NON BELLIGERANZA
. La fase iniziale della seconda Guerra mondiale ha visto nascere una nuova figura politica e giuridica, collocabile tra lo stato di guerra e quello di neutralità, denominata non belligeranza, con espressione usata per la prima volta nei comunicati che ai primi del settembre 1939 furono emanati dal governo italiano per precisare il proprio atteggiamento di fronte al conflitto.
L'Italia, dichiarando di serbare la non belligeranza, voleva indicare la propria posizione di neutralità giuridica, ma non politica, di fronte alla guerra tra la Germania da una parte, e la Polonia e subito dopo la Francia e la Gran Bretagna, dall'altra. La non belligeranza significava assunzione di un contegno di attesa vigilante e di preparazione, in piena intesa con i piani dell'alleato. Nel gennaio del 1940 la Turchia si comportò analogamente, in quanto dichiarò non di rimanere "neutrale, ma semplicemente fuori dalla guerra", confermando i proprî impegni verso gli Anglofrancesi. Nel giugno 1940, subito dopo l'entrata in guerra dell'Italia, anche la Spagna si dichiarò non belligerante, volendo con ciò sottolineare le sue favorevoli propensioni per l'Asse ed il suo interesse per gli sviluppi mediterranei della guerra. Anche altri stati furono qualificati come non belligeranti, sebbene non avessero fatto al riguardo dichiarazioni ufficiali: Bulgaria, Romania, Ungheria, Slovacchia, infatti, pur rimanendo fuori del conflitto, tennero un comportamento di favore verso l'Asse, certamente non conforme agli obblighi della neutralità. La medesima qualifica fu attribuita anche all'Egitto che aveva assunto nel conflitto una posizione del tutto particolare, in quanto non partecipava direttamente alla guerra, ma aveva messo il proprio territorio a disposizione degli Alleati, perché se ne servissero come base di operazioni e vi compissero atti di ostilità.

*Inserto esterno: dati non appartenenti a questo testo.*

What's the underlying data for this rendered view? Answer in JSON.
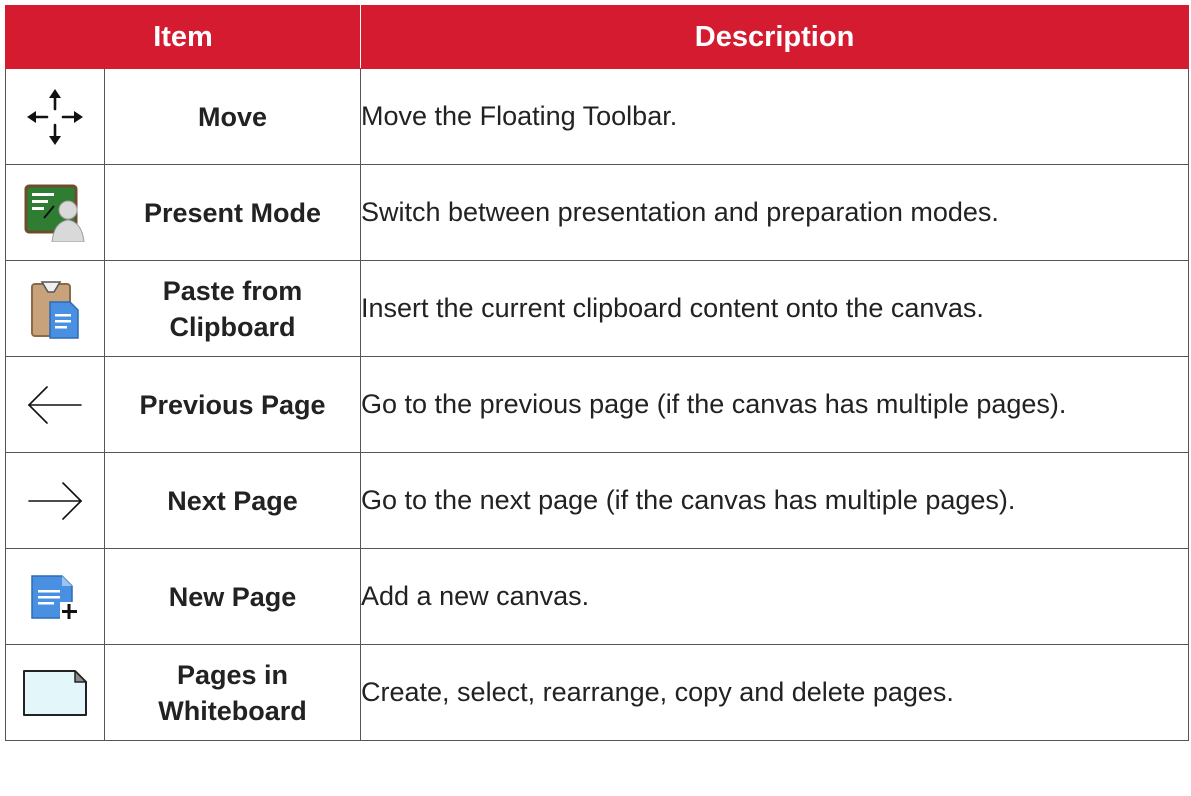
{
  "table": {
    "headers": {
      "item": "Item",
      "description": "Description"
    },
    "rows": [
      {
        "icon": "move-arrows-icon",
        "item": "Move",
        "description": "Move the Floating Toolbar."
      },
      {
        "icon": "present-mode-icon",
        "item": "Present Mode",
        "description": "Switch between presentation and preparation modes."
      },
      {
        "icon": "paste-clipboard-icon",
        "item": "Paste from Clipboard",
        "description": "Insert the current clipboard content onto the canvas."
      },
      {
        "icon": "arrow-left-icon",
        "item": "Previous Page",
        "description": "Go to the previous page (if the canvas has multiple pages)."
      },
      {
        "icon": "arrow-right-icon",
        "item": "Next Page",
        "description": "Go to the next page (if the canvas has multiple pages)."
      },
      {
        "icon": "new-page-icon",
        "item": "New Page",
        "description": "Add a new canvas."
      },
      {
        "icon": "pages-in-whiteboard-icon",
        "item": "Pages in Whiteboard",
        "description": "Create, select, rearrange, copy and delete pages."
      }
    ]
  },
  "colors": {
    "header_bg": "#d51b2f",
    "header_text": "#ffffff",
    "border": "#555555",
    "text": "#222222"
  }
}
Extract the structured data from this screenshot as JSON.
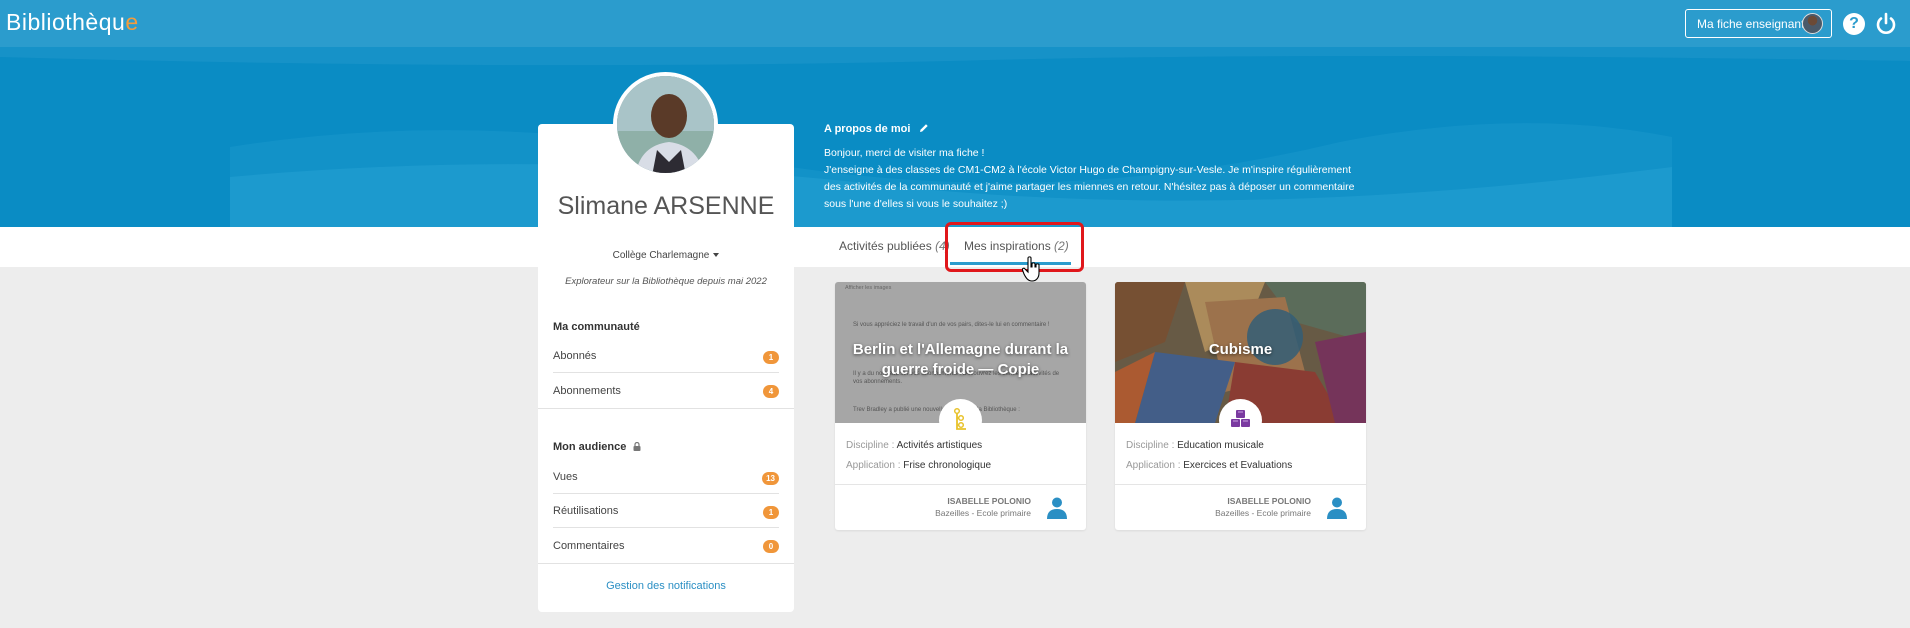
{
  "app": {
    "logo_text": "Bibliothèqu",
    "logo_accent": "e"
  },
  "header": {
    "profile_button_label": "Ma fiche enseignant",
    "help_icon": "question-circle-icon",
    "power_icon": "power-icon"
  },
  "profile": {
    "name": "Slimane ARSENNE",
    "school": "Collège Charlemagne",
    "since": "Explorateur sur la Bibliothèque depuis mai 2022"
  },
  "community": {
    "title": "Ma communauté",
    "items": [
      {
        "label": "Abonnés",
        "count": "1"
      },
      {
        "label": "Abonnements",
        "count": "4"
      }
    ]
  },
  "audience": {
    "title": "Mon audience",
    "items": [
      {
        "label": "Vues",
        "count": "13"
      },
      {
        "label": "Réutilisations",
        "count": "1"
      },
      {
        "label": "Commentaires",
        "count": "0"
      }
    ]
  },
  "notifications_link": "Gestion des notifications",
  "about": {
    "title": "A propos de moi",
    "line1": "Bonjour, merci de visiter ma fiche !",
    "line2": "J'enseigne à des classes de CM1-CM2 à l'école Victor Hugo de Champigny-sur-Vesle. Je m'inspire régulièrement des activités de la communauté et j'aime partager les miennes en retour. N'hésitez pas à déposer un commentaire sous l'une d'elles si vous le souhaitez ;)"
  },
  "tabs": [
    {
      "label": "Activités publiées",
      "count": "(4)"
    },
    {
      "label": "Mes inspirations",
      "count": "(2)"
    }
  ],
  "cards": [
    {
      "title": "Berlin et l'Allemagne durant la guerre froide — Copie",
      "discipline_label": "Discipline :",
      "discipline": "Activités artistiques",
      "application_label": "Application :",
      "application": "Frise chronologique",
      "author": "ISABELLE POLONIO",
      "org": "Bazeilles - Ecole primaire",
      "thumb_lines": [
        "Afficher les images",
        "Si vous appréciez le travail d'un de vos pairs, dites-le lui en commentaire !",
        "Il y a du nouveau sur vos abonnements ! Découvrez les dernières activités de vos abonnements.",
        "Trev Bradley a publié une nouvelle activité sur la Bibliothèque :"
      ]
    },
    {
      "title": "Cubisme",
      "discipline_label": "Discipline :",
      "discipline": "Education musicale",
      "application_label": "Application :",
      "application": "Exercices et Evaluations",
      "author": "ISABELLE POLONIO",
      "org": "Bazeilles - Ecole primaire"
    }
  ],
  "colors": {
    "topbar": "#2b9ccd",
    "banner": "#0a8cc4",
    "badge": "#f0963a",
    "highlight": "#e0171b"
  }
}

Dagli esempî citati appare che l'espressione non belligeranza si è usata per designare situazioni giuridiche e politiche molto diverse fra loro e che difficilmente si possono ricondurre ad un concetto unitario. L'unico elemento comune è costituito dal fatto che lo stato considerato non si ritiene e non è ritenuto belligerante, giacché non partecipa attivamente alla guerra con azioni militari e neppure si comporta come se credesse di trovarsi in guerra con altri stati, ma d'altra parte tiene un comportamento che non si identifica con quello imposto dalla neutralità intesa in senso stretto. Dal punto di vista giuridico si è discusso entro quali limiti la non belligeranza possa considerarsi lecita o meno secondo i principî del diritto internazionale bellico.

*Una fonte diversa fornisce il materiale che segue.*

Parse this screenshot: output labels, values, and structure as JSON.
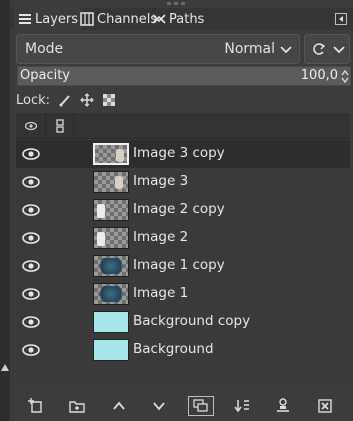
{
  "tabs": [
    {
      "label": "Layers",
      "icon": "layers-icon",
      "active": true
    },
    {
      "label": "Channels",
      "icon": "channels-icon",
      "active": false
    },
    {
      "label": "Paths",
      "icon": "paths-icon",
      "active": false
    }
  ],
  "mode": {
    "label": "Mode",
    "value": "Normal"
  },
  "opacity": {
    "label": "Opacity",
    "value": "100,0"
  },
  "lock": {
    "label": "Lock:",
    "icons": [
      "brush-lock-icon",
      "move-lock-icon",
      "alpha-lock-icon"
    ]
  },
  "columns": [
    "visibility-eye-icon",
    "chain-link-icon"
  ],
  "layers": [
    {
      "name": "Image 3 copy",
      "thumb": "checker",
      "selected": true,
      "visible": true
    },
    {
      "name": "Image 3",
      "thumb": "checker",
      "selected": false,
      "visible": true
    },
    {
      "name": "Image 2 copy",
      "thumb": "checker",
      "selected": false,
      "visible": true
    },
    {
      "name": "Image 2",
      "thumb": "checker",
      "selected": false,
      "visible": true
    },
    {
      "name": "Image 1 copy",
      "thumb": "checker",
      "selected": false,
      "visible": true
    },
    {
      "name": "Image 1",
      "thumb": "checker",
      "selected": false,
      "visible": true
    },
    {
      "name": "Background copy",
      "thumb": "cyan",
      "selected": false,
      "visible": true
    },
    {
      "name": "Background",
      "thumb": "cyan",
      "selected": false,
      "visible": true
    }
  ],
  "bottom_buttons": [
    "new-layer-icon",
    "new-group-icon",
    "raise-layer-icon",
    "lower-layer-icon",
    "duplicate-layer-icon",
    "merge-down-icon",
    "anchor-mask-icon",
    "delete-layer-icon"
  ],
  "colors": {
    "panel_bg": "#3c3c3c",
    "selected_row": "#2d2d2d",
    "background_thumb": "#a5e6ea"
  }
}
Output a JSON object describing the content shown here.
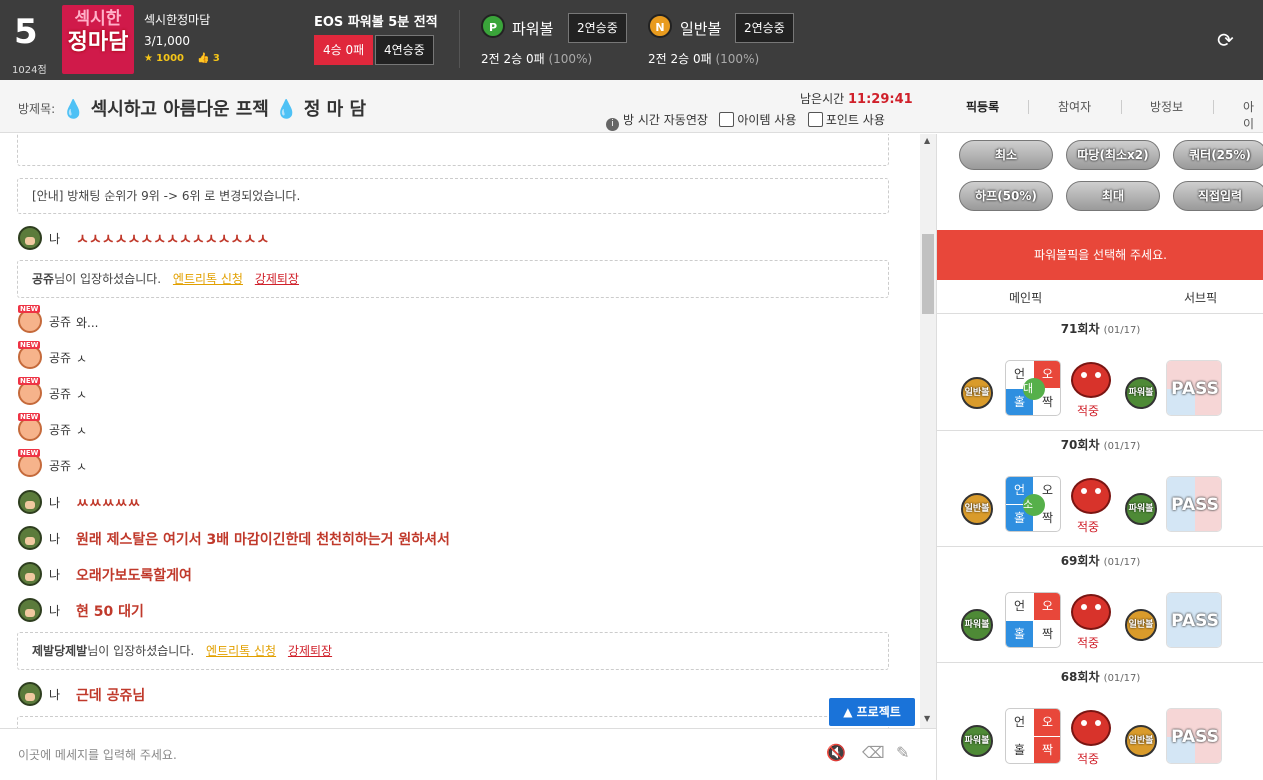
{
  "top": {
    "rank": "5",
    "rank_points": "1024점",
    "logo_line1": "섹시한",
    "logo_line2": "정마담",
    "room_name": "섹시한정마담",
    "room_count": "3/1,000",
    "star_count": "1000",
    "like_count": "3",
    "eos_title": "EOS 파워볼 5분 전적",
    "record": "4승 0패",
    "streak": "4연승중",
    "powerball_icon": "P",
    "powerball_label": "파워볼",
    "powerball_streak": "2연승중",
    "powerball_stat": "2전 2승 0패",
    "powerball_pct": "(100%)",
    "normal_icon": "N",
    "normal_label": "일반볼",
    "normal_streak": "2연승중",
    "normal_stat": "2전 2승 0패",
    "normal_pct": "(100%)"
  },
  "room": {
    "title_label": "방제목:",
    "title": "섹시하고 아름다운 프젝",
    "title2": "정 마 담",
    "remain_label": "남은시간",
    "remain_time": "11:29:41",
    "auto_extend": "방 시간 자동연장",
    "item_use": "아이템 사용",
    "point_use": "포인트 사용"
  },
  "tabs": [
    "픽등록",
    "참여자",
    "방정보",
    "아이"
  ],
  "chat": {
    "notice1": "[안내] 방채팅 순위가 9위 -> 6위 로 변경되었습니다.",
    "join1_name": "공쥬",
    "join_suffix": "님이 입장하셨습니다.",
    "entry_request": "엔트리톡 신청",
    "force_exit": "강제퇴장",
    "join2_name": "제발당제발",
    "messages": [
      {
        "nick": "나",
        "text": "ㅅㅅㅅㅅㅅㅅㅅㅅㅅㅅㅅㅅㅅㅅㅅ",
        "me": true
      },
      {
        "nick": "공쥬",
        "text": "와...",
        "me": false
      },
      {
        "nick": "공쥬",
        "text": "ㅅ",
        "me": false
      },
      {
        "nick": "공쥬",
        "text": "ㅅ",
        "me": false
      },
      {
        "nick": "공쥬",
        "text": "ㅅ",
        "me": false
      },
      {
        "nick": "공쥬",
        "text": "ㅅ",
        "me": false
      },
      {
        "nick": "나",
        "text": "ㅆㅆㅆㅆㅆ",
        "me": true
      },
      {
        "nick": "나",
        "text": "원래 제스탈은 여기서 3배 마감이긴한데 천천히하는거 원하셔서",
        "me": true
      },
      {
        "nick": "나",
        "text": "오래가보도록할게여",
        "me": true
      },
      {
        "nick": "나",
        "text": "현 50 대기",
        "me": true
      },
      {
        "nick": "나",
        "text": "근데 공쥬님",
        "me": true
      }
    ],
    "new_badge": "NEW",
    "project_button": "▲ 프로젝트",
    "input_placeholder": "이곳에 메세지를 입력해 주세요."
  },
  "side": {
    "buttons": [
      "최소",
      "따당(최소x2)",
      "쿼터(25%)",
      "하프(50%)",
      "최대",
      "직접입력"
    ],
    "prompt": "파워볼픽을 선택해 주세요.",
    "main_pick": "메인픽",
    "sub_pick": "서브픽",
    "hit_label": "적중",
    "pass_label": "PASS",
    "grid_labels": [
      "언",
      "오",
      "홀",
      "짝"
    ],
    "rounds": [
      {
        "title": "71회차",
        "date": "(01/17)",
        "left": "일반볼",
        "right": "파워볼",
        "mid": "대"
      },
      {
        "title": "70회차",
        "date": "(01/17)",
        "left": "일반볼",
        "right": "파워볼",
        "mid": "소"
      },
      {
        "title": "69회차",
        "date": "(01/17)",
        "left": "파워볼",
        "right": "일반볼",
        "mid": ""
      },
      {
        "title": "68회차",
        "date": "(01/17)",
        "left": "파워볼",
        "right": "일반볼",
        "mid": ""
      }
    ]
  }
}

Se lo stato si limita ad appoggiare diplomaticamente uno o più altri stati, oppure se, con la sua semplice presenza, minacciosa o infida, contrasta in qualche modo l'avversario dello stato verso il quale esso dimostra le proprie simpatie, non si può dire che con ciò esso varchi i limiti di quella sfera entro la quale un neutro può tenere il comportamento che vuole. Questo atteggiamento si suole anche chiamare neutralità benevola. Se invece il non belligerante pone in atto, in favore di una delle parti in guerra, misure che sotto nessun aspetto rientrano nelle facoltà dello stato neutrale, come, ad esempio, il permesso di passaggio alle truppe di un dato belligerante, la fornitura di armi e di mezzi bellici fatta a titolo pubblico, non vi è dubbio che tutti gli atti del genere sono illeciti e fanno sorgere la responsabilità internazionale dello stato. Ciò posto, è chiaro che non basterà che lo stato non belligerante si sia ufficialmente proclamato tale per essere esente dalle conseguenze di simili atti illeciti.

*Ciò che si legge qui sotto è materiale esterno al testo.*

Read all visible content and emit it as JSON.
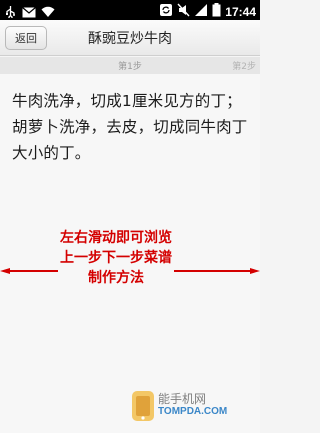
{
  "status_bar": {
    "time": "17:44",
    "left_icons": [
      "usb-icon",
      "email-icon",
      "wifi-icon"
    ],
    "right_icons": [
      "sync-icon",
      "mute-icon",
      "signal-icon",
      "battery-icon"
    ]
  },
  "header": {
    "back_label": "返回",
    "title": "酥豌豆炒牛肉"
  },
  "steps": {
    "current_label": "第1步",
    "next_label": "第2步"
  },
  "content": {
    "text": "牛肉洗净，切成1厘米见方的丁；胡萝卜洗净，去皮，切成同牛肉丁大小的丁。"
  },
  "hint": {
    "text": "左右滑动即可浏览上一步下一步菜谱制作方法",
    "color": "#d40000"
  },
  "watermark": {
    "name": "能手机网",
    "domain": "TOMPDA.COM"
  }
}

Bibl.: A. Cavaglieri, Belligeranza, neutralità e posizioni giuridiche intermedie, in Rivista di diritto internazionale, 1919, p. 61 segg.; A. F. v. Freytagh-Loringhoven, Nichtkriegsführung und wohlwollende Neutralität, in Zeitschrift der Akademie für Deutsches Recht, 1940, p. 332; G. G. Wilson, Non belligerency in relation to the terminology of neutrality, in Am. Jour. of intern. law, 1941, p. 122; G. Vedovato, Il conflitto europeo e la non belligenza dell'Italia, Firenze 1943.